Così comincia la commedia. Si viene a sapere che Rosa è sì la moglie di Antonio, ma questi ormai vive con un’altra donna, Lucia, che Rosa chiama la spitinfia. Noi ora sappiamo che il ricoverato non è Antonio, ma Gianni Agnelli in persona, anche se nessuno, fino a quel momento è riuscito a identificarlo. Tutti danno per scontato che si tratti di Antonio. Naturalmente la scena si sviluppa in modo comico, con numerosi fraintendimenti. Alla fine il chirurgo chiede le fotografie di Angelo per poter ricostruire il viso.
Angelo è vivo e vegeto e discute con Lucia: i giornali riportano l’agguato e il rapimento di Gianni Agnelli. Antonio, che è, come si sa, è stato il suo salvatore, viene invece accusato di essere uno dei rapitori e quindi si eclissa per evitare l’arresto. Di Agnelli non c’è nessuna notizia, e la polizia indaga per sapere dov’è stato imprigionato e chi sono i suoi sequestratori. Cercano di interrogare, con scarso successo la persona ustionata, pensando sempre che si tratti di uno dei rapitori. Naturalmente viene coinvolta anche Rosa, la moglie e sottoposta a interrogatorio.
Intanto l’operazione riesce, l’ustionato viene ricostruito in modo da assomigliare come una goccia d’acqua ad Antonio; impara a parlare e a pronunciare parole sempre più difficili; riesce a camminare, in modo sbilenco; si alimenta attraverso un catetere che entra in un foro sopra la clavicola, e così via. La polizia lo tiene controllato, perché continua a ritenere che si tratti di Antonio, e, in un modo o nell’altro premono per conoscere gli aspetti che più occorrono per salvare l’avvocato e liquidare il commando terrorista che l’ha rapito.
Tutto il resto della commedia fa perno sull’equivoco rappresentato da una parte dal vero Antonio, e dall’altra dall’avvocato Agnelli che, a seguito dell’intervento di plastica, è ora indistinguibile dal vero Antonio. Ovviamente i due con compaiono mai assieme, per cui la moglie Rosa, i poliziotti, e la stessa Lucia, vengono ingannati continuamente, un momento per la comparsa del vero Antonio, e il momento dopo per la comparsa dell’Avvocato. Ovviamente l’attore in un caso e nell’altro è sempre Dario Fo.
Questa situazione dovrebbe suscitare risate che, forse perché la commedia è molto datata, forse per una debolezza intrinseca della struttura, in me non sono state affatto suscitate. Anzi, questo continuo scambio di personaggi, gli equivoci che continuamente sorgono, la meraviglia di Rosa che non capisce come i due personaggi le appaiano in due situazioni continuamente cambianti, alla fine finisce di essere alquanto noioso.
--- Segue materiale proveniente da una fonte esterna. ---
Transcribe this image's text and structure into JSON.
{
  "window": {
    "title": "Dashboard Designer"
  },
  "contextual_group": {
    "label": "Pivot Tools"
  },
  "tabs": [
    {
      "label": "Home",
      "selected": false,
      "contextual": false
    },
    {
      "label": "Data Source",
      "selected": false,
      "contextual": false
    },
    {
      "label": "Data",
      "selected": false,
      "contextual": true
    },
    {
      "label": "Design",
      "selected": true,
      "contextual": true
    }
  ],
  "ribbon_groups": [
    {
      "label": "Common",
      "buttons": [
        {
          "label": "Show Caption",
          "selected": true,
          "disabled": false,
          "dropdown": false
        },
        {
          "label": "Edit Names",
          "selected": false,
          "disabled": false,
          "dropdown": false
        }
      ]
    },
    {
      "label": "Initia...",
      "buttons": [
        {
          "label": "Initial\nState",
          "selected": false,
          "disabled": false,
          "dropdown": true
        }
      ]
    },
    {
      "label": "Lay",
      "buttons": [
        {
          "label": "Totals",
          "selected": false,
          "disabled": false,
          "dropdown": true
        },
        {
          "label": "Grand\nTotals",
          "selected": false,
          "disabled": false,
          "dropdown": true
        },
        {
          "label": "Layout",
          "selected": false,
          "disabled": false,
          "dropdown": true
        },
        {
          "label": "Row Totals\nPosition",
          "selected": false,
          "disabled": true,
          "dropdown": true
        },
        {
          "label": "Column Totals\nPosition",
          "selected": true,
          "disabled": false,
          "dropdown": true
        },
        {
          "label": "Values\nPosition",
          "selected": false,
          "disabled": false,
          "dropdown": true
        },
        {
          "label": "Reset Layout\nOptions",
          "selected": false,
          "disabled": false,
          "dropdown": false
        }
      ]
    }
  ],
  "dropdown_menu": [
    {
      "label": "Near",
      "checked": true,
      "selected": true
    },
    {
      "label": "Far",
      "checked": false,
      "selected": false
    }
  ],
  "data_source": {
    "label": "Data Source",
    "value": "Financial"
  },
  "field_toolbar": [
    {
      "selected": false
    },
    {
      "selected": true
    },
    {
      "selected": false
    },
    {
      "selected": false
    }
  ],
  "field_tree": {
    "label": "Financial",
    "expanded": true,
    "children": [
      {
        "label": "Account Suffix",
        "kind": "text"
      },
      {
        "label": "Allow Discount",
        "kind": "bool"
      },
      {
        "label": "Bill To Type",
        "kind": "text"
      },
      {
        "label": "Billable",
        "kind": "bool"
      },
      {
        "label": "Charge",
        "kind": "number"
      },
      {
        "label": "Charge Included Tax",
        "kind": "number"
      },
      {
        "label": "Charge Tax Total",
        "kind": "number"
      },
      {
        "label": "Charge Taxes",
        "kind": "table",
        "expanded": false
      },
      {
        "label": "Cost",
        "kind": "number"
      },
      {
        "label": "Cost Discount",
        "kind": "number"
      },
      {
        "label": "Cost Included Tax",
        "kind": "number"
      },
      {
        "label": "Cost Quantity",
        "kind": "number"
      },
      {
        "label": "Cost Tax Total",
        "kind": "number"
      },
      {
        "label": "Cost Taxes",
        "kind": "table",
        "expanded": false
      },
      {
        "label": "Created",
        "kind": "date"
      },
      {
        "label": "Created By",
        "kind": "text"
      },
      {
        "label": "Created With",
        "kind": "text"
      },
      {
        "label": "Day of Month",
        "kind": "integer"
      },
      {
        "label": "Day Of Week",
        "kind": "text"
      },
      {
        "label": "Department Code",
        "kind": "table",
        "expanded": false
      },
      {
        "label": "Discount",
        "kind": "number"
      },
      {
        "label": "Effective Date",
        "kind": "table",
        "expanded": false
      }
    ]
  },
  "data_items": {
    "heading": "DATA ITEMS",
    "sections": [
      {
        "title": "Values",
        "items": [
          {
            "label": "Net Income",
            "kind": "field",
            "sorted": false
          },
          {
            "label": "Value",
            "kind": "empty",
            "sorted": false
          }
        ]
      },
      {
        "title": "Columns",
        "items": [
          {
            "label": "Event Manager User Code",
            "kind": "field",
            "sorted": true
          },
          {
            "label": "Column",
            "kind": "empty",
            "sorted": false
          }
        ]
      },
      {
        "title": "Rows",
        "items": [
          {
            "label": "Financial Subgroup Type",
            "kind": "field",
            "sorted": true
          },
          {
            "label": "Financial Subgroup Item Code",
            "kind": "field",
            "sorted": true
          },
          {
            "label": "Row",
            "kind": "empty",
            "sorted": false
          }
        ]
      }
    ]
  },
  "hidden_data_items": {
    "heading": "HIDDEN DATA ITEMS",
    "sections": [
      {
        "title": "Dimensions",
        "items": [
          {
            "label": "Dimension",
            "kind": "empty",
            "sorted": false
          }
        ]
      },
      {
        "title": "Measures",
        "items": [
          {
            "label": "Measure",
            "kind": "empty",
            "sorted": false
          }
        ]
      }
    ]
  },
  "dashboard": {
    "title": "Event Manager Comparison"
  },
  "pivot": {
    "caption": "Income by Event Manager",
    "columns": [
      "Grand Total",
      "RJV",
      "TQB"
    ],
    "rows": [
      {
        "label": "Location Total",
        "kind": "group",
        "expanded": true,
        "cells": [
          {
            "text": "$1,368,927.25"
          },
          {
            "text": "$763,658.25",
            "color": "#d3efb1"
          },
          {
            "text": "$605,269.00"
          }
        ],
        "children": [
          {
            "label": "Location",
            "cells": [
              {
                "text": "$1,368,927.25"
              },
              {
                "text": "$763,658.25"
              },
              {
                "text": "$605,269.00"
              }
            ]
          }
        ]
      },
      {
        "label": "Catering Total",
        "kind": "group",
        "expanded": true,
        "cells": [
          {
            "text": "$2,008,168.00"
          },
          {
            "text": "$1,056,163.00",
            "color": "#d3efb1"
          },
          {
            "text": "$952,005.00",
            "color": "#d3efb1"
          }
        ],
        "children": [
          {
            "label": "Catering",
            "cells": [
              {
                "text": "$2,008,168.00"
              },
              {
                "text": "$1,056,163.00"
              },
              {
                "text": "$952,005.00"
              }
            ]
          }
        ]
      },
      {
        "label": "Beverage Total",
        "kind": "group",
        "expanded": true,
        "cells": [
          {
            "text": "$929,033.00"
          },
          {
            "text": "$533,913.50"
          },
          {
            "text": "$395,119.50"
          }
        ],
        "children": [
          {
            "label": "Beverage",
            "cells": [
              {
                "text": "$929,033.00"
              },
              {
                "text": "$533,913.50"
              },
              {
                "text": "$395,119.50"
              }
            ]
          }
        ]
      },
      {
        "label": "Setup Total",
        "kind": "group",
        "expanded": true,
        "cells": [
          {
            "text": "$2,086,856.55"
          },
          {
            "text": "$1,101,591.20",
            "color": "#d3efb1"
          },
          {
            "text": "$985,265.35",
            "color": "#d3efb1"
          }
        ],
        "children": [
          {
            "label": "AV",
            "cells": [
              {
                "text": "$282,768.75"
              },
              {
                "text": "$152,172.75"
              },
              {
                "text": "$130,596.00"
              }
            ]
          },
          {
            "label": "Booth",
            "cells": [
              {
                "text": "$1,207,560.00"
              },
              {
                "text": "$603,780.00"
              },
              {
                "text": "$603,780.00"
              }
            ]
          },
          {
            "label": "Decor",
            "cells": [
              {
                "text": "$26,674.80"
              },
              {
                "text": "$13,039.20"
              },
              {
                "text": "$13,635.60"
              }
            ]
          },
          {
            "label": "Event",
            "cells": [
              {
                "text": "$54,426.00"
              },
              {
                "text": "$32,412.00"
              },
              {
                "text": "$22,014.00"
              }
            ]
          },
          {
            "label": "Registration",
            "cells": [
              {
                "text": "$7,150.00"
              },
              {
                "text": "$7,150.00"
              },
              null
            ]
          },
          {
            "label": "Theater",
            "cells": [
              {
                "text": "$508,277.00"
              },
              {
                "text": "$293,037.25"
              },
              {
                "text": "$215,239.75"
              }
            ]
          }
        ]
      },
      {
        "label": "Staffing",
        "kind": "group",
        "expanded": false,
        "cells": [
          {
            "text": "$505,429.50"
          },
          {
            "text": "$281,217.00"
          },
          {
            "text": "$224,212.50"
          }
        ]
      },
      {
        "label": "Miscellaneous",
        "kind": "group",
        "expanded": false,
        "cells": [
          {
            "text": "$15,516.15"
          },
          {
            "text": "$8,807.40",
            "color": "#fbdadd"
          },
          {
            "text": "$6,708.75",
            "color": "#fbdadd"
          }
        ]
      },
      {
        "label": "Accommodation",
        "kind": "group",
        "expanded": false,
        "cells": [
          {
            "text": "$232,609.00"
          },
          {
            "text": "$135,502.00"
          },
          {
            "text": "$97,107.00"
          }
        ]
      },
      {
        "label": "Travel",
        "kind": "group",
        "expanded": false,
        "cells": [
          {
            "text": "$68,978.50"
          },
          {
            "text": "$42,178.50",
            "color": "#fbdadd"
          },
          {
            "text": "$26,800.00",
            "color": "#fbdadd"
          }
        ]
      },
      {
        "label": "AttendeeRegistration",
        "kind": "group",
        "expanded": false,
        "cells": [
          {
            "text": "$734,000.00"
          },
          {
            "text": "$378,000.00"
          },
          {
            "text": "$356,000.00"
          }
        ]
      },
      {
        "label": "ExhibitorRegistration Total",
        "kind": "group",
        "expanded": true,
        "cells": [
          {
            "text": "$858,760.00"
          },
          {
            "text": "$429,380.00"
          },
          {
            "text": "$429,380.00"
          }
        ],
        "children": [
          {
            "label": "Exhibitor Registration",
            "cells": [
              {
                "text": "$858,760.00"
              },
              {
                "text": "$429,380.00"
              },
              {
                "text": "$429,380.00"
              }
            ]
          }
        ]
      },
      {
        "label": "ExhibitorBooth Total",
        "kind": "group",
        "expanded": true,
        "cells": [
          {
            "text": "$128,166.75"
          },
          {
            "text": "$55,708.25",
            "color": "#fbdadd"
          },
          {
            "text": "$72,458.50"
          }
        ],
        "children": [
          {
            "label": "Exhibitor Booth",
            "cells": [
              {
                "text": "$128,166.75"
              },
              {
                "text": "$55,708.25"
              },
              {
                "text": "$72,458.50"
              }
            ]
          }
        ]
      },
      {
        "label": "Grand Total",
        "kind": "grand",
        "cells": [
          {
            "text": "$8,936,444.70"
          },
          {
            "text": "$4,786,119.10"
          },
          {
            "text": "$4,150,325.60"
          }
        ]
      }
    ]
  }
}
Il finale è concluso da Agnelli che, dominando la scena fa un discorso sul potere rappresentato dal controllo economico, e mette tutta la combricola, a tacere e a subire la sua presenza come risultato definitivo della vicenda narrata dalla commedia.
Il continuo scambiarsi delle due persone, Agnelli il presunto sequestrato, Antonio, il presunto sequestratore, sono una formula per mettere in evidenza come nella nostra società non esista una vera distinzione dei ruoli che ogni uomo gioca, fermo restando che invece quello che crea distinzione è il potere, in base al quale si formano le stratificazioni sociali.